How It Works
We collect TAG (touch, accelerometer, gyroscopic) data, completely non-intrusively from the sensors built into your phone. No user attention required. Using this data, our machine learning models extract affective states, allowing us to build a real-time profile of your cognitive and emotional wellbeing.
Data Capture
We record short windows (10s) of every touchscreen gesture and device movement — taps, swipes, holds— alongside inertial readings (accelerometer, gyroscope). These raw signals reflect tiny shifts in your motor patterns that neuroscience links to changes in mood and attention.


Feature Extraction
From each window we compute 50+ precise measurements, for example:
- Touch latency & duration (how quickly you press and how long you hold)

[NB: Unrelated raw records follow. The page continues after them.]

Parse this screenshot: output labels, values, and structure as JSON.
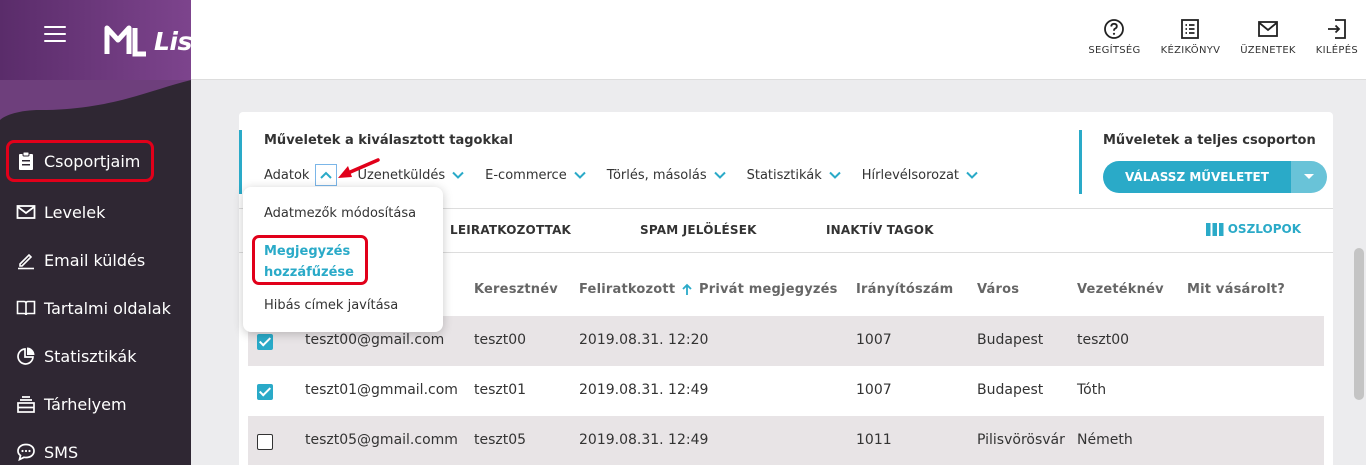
{
  "app": {
    "logo_text": "ListaMester"
  },
  "sidebar": {
    "items": [
      {
        "label": "Csoportjaim",
        "icon": "clipboard-icon"
      },
      {
        "label": "Levelek",
        "icon": "envelope-icon"
      },
      {
        "label": "Email küldés",
        "icon": "pencil-icon"
      },
      {
        "label": "Tartalmi oldalak",
        "icon": "book-icon"
      },
      {
        "label": "Statisztikák",
        "icon": "pie-chart-icon"
      },
      {
        "label": "Tárhelyem",
        "icon": "storage-icon"
      },
      {
        "label": "SMS",
        "icon": "chat-icon"
      }
    ]
  },
  "topbar": {
    "help": "SEGÍTSÉG",
    "manual": "KÉZIKÖNYV",
    "messages": "ÜZENETEK",
    "logout": "KILÉPÉS"
  },
  "ops_selected": {
    "title": "Műveletek a kiválasztott tagokkal",
    "menu": [
      "Adatok",
      "Üzenetküldés",
      "E-commerce",
      "Törlés, másolás",
      "Statisztikák",
      "Hírlevélsorozat"
    ]
  },
  "ops_group": {
    "title": "Műveletek a teljes csoporton",
    "button": "VÁLASSZ MŰVELETET"
  },
  "dropdown": {
    "items": [
      "Adatmezők módosítása",
      "Megjegyzés",
      "hozzáfűzése",
      "Hibás címek javítása"
    ]
  },
  "tabs": [
    "LEIRATKOZOTTAK",
    "SPAM JELÖLÉSEK",
    "INAKTÍV TAGOK"
  ],
  "columns_button": "OSZLOPOK",
  "table": {
    "headers": [
      "Keresztnév",
      "Feliratkozott",
      "Privát megjegyzés",
      "Irányítószám",
      "Város",
      "Vezetéknév",
      "Mit vásárolt?"
    ],
    "rows": [
      {
        "checked": true,
        "email": "teszt00@gmail.com",
        "first": "teszt00",
        "date": "2019.08.31. 12:20",
        "note": "",
        "zip": "1007",
        "city": "Budapest",
        "last": "teszt00",
        "bought": ""
      },
      {
        "checked": true,
        "email": "teszt01@gmmail.com",
        "first": "teszt01",
        "date": "2019.08.31. 12:49",
        "note": "",
        "zip": "1007",
        "city": "Budapest",
        "last": "Tóth",
        "bought": ""
      },
      {
        "checked": false,
        "email": "teszt05@gmail.comm",
        "first": "teszt05",
        "date": "2019.08.31. 12:49",
        "note": "",
        "zip": "1011",
        "city": "Pilisvörösvár",
        "last": "Németh",
        "bought": ""
      }
    ]
  },
  "colors": {
    "accent": "#2aaac8",
    "highlight": "#e1001a",
    "sidebar": "#2f2733",
    "brand_gradient_end": "#9b5fae"
  }
}
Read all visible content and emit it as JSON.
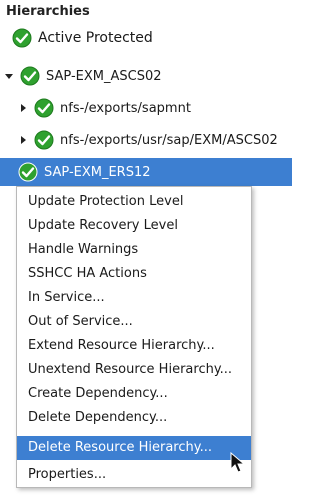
{
  "panel": {
    "title": "Hierarchies",
    "status_label": "Active Protected"
  },
  "tree": {
    "root": {
      "label": "SAP-EXM_ASCS02",
      "expanded": true
    },
    "children": [
      {
        "label": "nfs-/exports/sapmnt"
      },
      {
        "label": "nfs-/exports/usr/sap/EXM/ASCS02"
      }
    ],
    "selected": {
      "label": "SAP-EXM_ERS12"
    }
  },
  "context_menu": {
    "items": [
      "Update Protection Level",
      "Update Recovery Level",
      "Handle Warnings",
      "SSHCC HA Actions",
      "In Service...",
      "Out of Service...",
      "Extend Resource Hierarchy...",
      "Unextend Resource Hierarchy...",
      "Create Dependency...",
      "Delete Dependency...",
      "Delete Resource Hierarchy...",
      "Properties..."
    ],
    "highlighted_index": 10
  },
  "colors": {
    "selection": "#3d7fd1",
    "status_green": "#2fa12f"
  },
  "icons": {
    "status": "green-check-icon",
    "expand": "triangle-down-icon",
    "collapse": "triangle-right-icon",
    "pointer": "mouse-pointer-icon"
  }
}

- Swipe speed & pressure proxy (how fast and forceful your gestures are)
- Tremor frequency (micro-shakes in your grip)
- Motion variance (subtle shifts in device tilt)
Psychology research shows these metrics correlate with arousal (alert vs. fatigued), valence (positive vs. negative mood) and dominance (sense of control vs. overwhelm).


On-Device Inference
AI trained on thousands of labelled events runs entirely on your device in real-time. It maps those 50+ features into three core affect scores:
Valence
Sad ⇔ Happy
Arousal
Angry ⇔ Calm
Dominance
Afraid ⇔ Relaxed
We never see what you're looking at or what you type — this never leaves your device, safeguarding your privacy while delivering instant insight.